Não é só uma questão moral, há problemas de legalidade na importação do Rolls Royce

EDITORIAL

Estão a brincar com a nossa inteligência, com direito a lavandarias de imagem. Estão a ridicularizar a indignação pública, a negar-nos o direito de questionar e a tentar confundir-nos.

O afortunado empresário Salimo Abdula importou, em Dezembro, uma viatura Rolls Royce que, apesar de ter custado 25 milhões de meticais, pagou apenas 1559 meticais ao Estado. Sim, somente uns míseros 1559, beneficiando-se de uma estranha isenção de pagamento de direitos aduaneiros na totalidade, no mesmo Estado em que importar um dubaizinho chega a custar os olhos da cara ao pacato cidadão, que por vezes chega a pagar aproximadamente 100% do valor da compra em direitos e demais imposições aduaneiras.

Sem a intervenção bondosa do Estado, o empresário devia ter pago cerca de 12 milhões aos cofres do Estado. A postura do Governo, que tem apertado o cerco quando se trata dos mais fracos, criou uma onda de indignação no seio dos moçambicanos que apontam que, afinal, existem filhos e enteados na “pátria amada”.

Tirando as trapalhadas dos que tentam insanamente limpar a imagem do empresário, não se sabe a troco de quê, o que vemos é o resultado claro e cristalino que Salimo Abdula foi o beneficiário de uma isenção com contornos promíscuos e de máxima expressão de um Estado forte para com os fracos e brando para com os fortes.

Documentos vazados com objectivo claro de distanciar o Rolls Royce de Florindo Nyusi que as redes sociais o associavam a viatura, apontam que a isenção é usufruto do direito e regalia do deputado concedido em 2015. O documento tenta informar aos moçambicanos que, de 1994 a esta parte, Salimo Abdula, dono de uma frota invejável de brinquedos de luxo que ele e seus filhos fazem passear na cidade, não importou qualquer viatura e guardou o seu direito e regalia de isenção de importar uma única viatura por mais de duas décadas, para, chegados 28 anos depois, colocar a sua luxuosa Rolls Royce nas estradas de Maputo. Tudo bem, é mesmo um homem de visão!
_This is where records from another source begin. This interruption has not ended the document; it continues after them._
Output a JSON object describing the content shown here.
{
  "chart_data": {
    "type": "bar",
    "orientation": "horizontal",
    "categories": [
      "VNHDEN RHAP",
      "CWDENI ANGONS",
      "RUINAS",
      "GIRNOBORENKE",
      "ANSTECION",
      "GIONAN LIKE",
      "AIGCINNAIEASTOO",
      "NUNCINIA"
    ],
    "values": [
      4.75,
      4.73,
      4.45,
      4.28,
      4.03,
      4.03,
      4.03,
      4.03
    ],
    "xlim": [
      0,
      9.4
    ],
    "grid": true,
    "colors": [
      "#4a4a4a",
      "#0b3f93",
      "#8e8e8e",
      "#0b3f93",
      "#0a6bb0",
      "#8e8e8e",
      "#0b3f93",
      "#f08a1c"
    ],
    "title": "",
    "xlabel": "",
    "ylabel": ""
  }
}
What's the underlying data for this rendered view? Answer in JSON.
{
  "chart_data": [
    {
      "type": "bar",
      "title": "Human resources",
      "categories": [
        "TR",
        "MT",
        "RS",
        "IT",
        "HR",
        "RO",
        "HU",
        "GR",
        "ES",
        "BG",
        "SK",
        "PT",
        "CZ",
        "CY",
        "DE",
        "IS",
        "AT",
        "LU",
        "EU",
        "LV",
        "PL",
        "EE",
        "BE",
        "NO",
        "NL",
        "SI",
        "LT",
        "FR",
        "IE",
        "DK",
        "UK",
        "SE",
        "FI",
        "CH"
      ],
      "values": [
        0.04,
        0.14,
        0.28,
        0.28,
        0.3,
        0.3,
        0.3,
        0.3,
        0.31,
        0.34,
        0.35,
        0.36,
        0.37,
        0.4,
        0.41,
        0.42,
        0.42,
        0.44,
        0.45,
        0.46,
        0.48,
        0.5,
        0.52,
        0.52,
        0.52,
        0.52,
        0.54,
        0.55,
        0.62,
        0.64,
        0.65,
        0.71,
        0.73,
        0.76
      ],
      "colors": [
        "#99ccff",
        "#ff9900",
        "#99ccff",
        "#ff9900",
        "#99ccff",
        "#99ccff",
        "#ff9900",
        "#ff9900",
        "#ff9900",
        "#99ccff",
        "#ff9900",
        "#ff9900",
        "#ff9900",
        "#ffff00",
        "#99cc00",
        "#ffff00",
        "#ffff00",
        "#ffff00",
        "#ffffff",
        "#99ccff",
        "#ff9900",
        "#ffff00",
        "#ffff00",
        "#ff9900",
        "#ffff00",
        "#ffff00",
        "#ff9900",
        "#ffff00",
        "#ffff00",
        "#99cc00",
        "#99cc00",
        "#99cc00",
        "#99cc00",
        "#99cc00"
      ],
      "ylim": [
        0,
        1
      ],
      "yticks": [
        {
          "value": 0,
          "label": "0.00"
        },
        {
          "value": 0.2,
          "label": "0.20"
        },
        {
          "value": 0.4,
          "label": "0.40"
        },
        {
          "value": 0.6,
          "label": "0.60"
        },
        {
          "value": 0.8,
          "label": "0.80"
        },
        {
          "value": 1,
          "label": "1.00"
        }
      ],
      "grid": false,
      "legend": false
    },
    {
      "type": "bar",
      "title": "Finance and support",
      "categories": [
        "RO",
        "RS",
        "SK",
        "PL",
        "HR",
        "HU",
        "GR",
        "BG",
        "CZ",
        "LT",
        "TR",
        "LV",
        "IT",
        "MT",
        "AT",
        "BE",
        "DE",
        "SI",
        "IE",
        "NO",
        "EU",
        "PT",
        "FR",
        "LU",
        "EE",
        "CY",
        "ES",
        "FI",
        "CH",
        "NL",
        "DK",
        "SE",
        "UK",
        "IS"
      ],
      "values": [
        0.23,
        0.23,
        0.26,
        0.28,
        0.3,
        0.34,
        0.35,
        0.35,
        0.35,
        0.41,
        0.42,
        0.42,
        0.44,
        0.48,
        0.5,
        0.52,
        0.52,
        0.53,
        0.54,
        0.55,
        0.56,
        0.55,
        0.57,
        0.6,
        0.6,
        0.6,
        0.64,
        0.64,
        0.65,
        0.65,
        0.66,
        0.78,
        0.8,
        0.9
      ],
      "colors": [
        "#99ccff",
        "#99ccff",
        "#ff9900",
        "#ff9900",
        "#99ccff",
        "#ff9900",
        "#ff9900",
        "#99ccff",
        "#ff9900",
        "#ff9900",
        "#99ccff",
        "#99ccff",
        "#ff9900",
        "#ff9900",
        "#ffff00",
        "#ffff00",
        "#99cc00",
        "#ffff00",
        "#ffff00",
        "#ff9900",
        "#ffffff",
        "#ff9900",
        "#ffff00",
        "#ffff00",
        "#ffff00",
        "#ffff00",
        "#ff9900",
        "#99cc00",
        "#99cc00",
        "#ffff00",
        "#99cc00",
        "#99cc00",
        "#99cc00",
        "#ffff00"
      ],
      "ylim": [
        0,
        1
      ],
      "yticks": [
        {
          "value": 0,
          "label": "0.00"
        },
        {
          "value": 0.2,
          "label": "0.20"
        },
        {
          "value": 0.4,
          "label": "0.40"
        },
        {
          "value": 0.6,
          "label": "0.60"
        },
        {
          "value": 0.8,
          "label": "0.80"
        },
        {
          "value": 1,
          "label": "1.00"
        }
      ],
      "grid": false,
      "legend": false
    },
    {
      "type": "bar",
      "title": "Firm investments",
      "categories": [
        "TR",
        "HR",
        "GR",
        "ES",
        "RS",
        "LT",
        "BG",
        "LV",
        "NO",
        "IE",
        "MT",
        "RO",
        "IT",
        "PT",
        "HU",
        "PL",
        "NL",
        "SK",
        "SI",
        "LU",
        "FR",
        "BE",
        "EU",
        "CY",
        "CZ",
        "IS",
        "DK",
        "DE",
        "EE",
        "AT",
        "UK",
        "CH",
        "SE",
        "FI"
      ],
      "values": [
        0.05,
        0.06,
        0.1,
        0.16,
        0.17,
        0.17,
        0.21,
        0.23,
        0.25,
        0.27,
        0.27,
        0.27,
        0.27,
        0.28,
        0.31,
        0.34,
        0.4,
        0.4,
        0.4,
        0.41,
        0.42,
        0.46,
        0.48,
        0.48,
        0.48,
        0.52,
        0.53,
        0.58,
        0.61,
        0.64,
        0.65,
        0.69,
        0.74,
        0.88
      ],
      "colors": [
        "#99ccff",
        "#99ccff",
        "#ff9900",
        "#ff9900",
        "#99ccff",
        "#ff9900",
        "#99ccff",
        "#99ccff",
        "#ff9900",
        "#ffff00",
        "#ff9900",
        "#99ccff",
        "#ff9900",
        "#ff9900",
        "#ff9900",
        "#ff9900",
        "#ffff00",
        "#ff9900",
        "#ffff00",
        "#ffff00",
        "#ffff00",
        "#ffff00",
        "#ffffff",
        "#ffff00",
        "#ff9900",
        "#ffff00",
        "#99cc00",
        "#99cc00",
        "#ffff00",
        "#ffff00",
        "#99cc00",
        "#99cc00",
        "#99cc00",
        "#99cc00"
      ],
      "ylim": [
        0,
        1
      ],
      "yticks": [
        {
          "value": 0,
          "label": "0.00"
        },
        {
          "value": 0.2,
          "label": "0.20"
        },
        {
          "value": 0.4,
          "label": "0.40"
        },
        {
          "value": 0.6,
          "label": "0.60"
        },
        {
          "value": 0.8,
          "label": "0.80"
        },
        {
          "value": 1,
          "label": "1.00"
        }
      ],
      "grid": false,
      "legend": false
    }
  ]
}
Mas, porque quem mente se perde, os mensageiros dos bons ofícios de lavagem de imagem perdem-se em argumentos e chegam, eles próprios, a se confundir ao sugerirem que a viatura importada com uma “imaculada” isenção de deputado de primeira legislatura, no século passado, antes da era 2000, concretamente entre 1994-1999, afinal, é para ser usada na qualidade de Cônsul da Malásia, com matrícula amarela e tudo. Uma cartola bem tirada num País de incautos, não é!?
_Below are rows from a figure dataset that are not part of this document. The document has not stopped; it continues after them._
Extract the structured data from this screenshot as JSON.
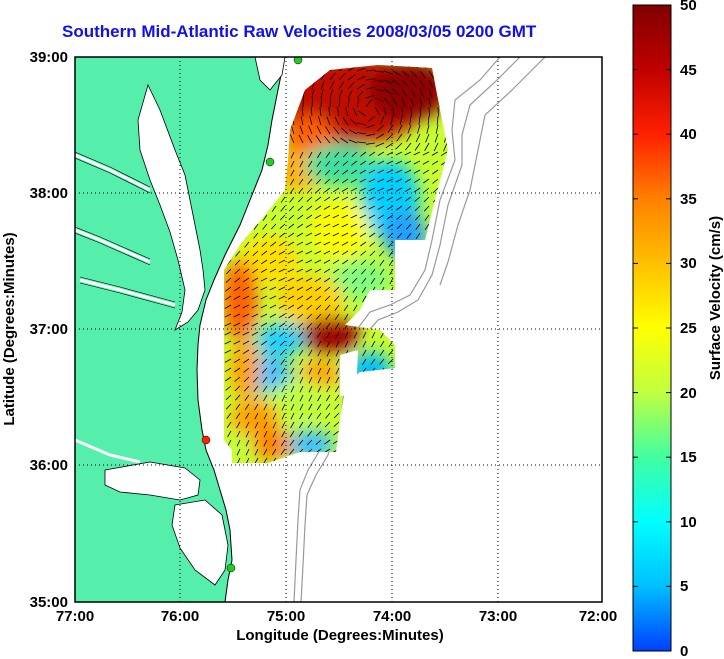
{
  "title": "Southern Mid-Atlantic Raw Velocities 2008/03/05 0200 GMT",
  "x_axis": {
    "label": "Longitude (Degrees:Minutes)",
    "ticks": [
      "77:00",
      "76:00",
      "75:00",
      "74:00",
      "73:00",
      "72:00"
    ]
  },
  "y_axis": {
    "label": "Latitude (Degrees:Minutes)",
    "ticks": [
      "39:00",
      "38:00",
      "37:00",
      "36:00",
      "35:00"
    ]
  },
  "colorbar": {
    "label": "Surface Velocity (cm/s)",
    "ticks": [
      "50",
      "45",
      "40",
      "35",
      "30",
      "25",
      "20",
      "15",
      "10",
      "5",
      "0"
    ],
    "min": 0,
    "max": 50,
    "colormap": [
      "#0040ff",
      "#00bfff",
      "#00ffff",
      "#40ffa0",
      "#c0ff40",
      "#ffff00",
      "#ffc000",
      "#ff8000",
      "#ff2000",
      "#c00000",
      "#800000"
    ]
  },
  "colors": {
    "land": "#55eeaa",
    "contour": "#999999",
    "coast": "#000000"
  },
  "map_extent": {
    "lon_min": -77,
    "lon_max": -72,
    "lat_min": 35,
    "lat_max": 39
  },
  "grid": "dotted",
  "stations": [
    {
      "color": "#22cc22"
    },
    {
      "color": "#22cc22"
    },
    {
      "color": "#ff2200"
    },
    {
      "color": "#22cc22"
    }
  ]
}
Trata-se de uma mentirinha prontamente desmentida pela Autoridade Tributária que, através de um despacho exarado pelo director geral das Alfândegas, Taurai Tsama, tentou explicar os contornos da promiscuidade, adiantando que se tratou da obediência ao pedido da Assembleia da República que argumenta, na sua declaração, que esta foi atribuída no âmbito de usufruto de direito e regalia como deputado.

Um outro facto que concorre para indiciar uma relação promíscua entre o Estado e Salimo Abdula é o facto do primeiro ter dado 100% de isenções a uma viatura cujas características ultrapassam o tecto definido no Estatuto, Segurança e Previdência do Deputado aprovado pela nr 31/2014, de 30 de Dezembro. É que a lei só permite a aquisição duma viatura até 4500 cc3. No caso do Rolls Royce estamos diante de uma cilindrada bastante superior. Em média, uma Rolls Royce tem motor V12 e com 6592 cc3. Nos casos em que a cilindrada é maior, o Estado não atribui a isenção a 100% por cento, o que não foi o caso do sortudo do Salimo Abdula.

Claramente, estamos perante um problema moral, de um Governo que vai se superando em escândalos que expõem a promiscuidade entre o Executivo e os empresários que vivem nas tetas do Estado. Mais do que isso, estamos perante um atropelo a Lei, o que significa que não é apenas um problema de Estado, mas do próprio Salimo Abdula, que se aproveitou da sua relação promíscua com o Estado para fazer vista grossa a legislação. Este é o cumprimento em pleno da receita para empobrecer um país e asfixiar os fracos.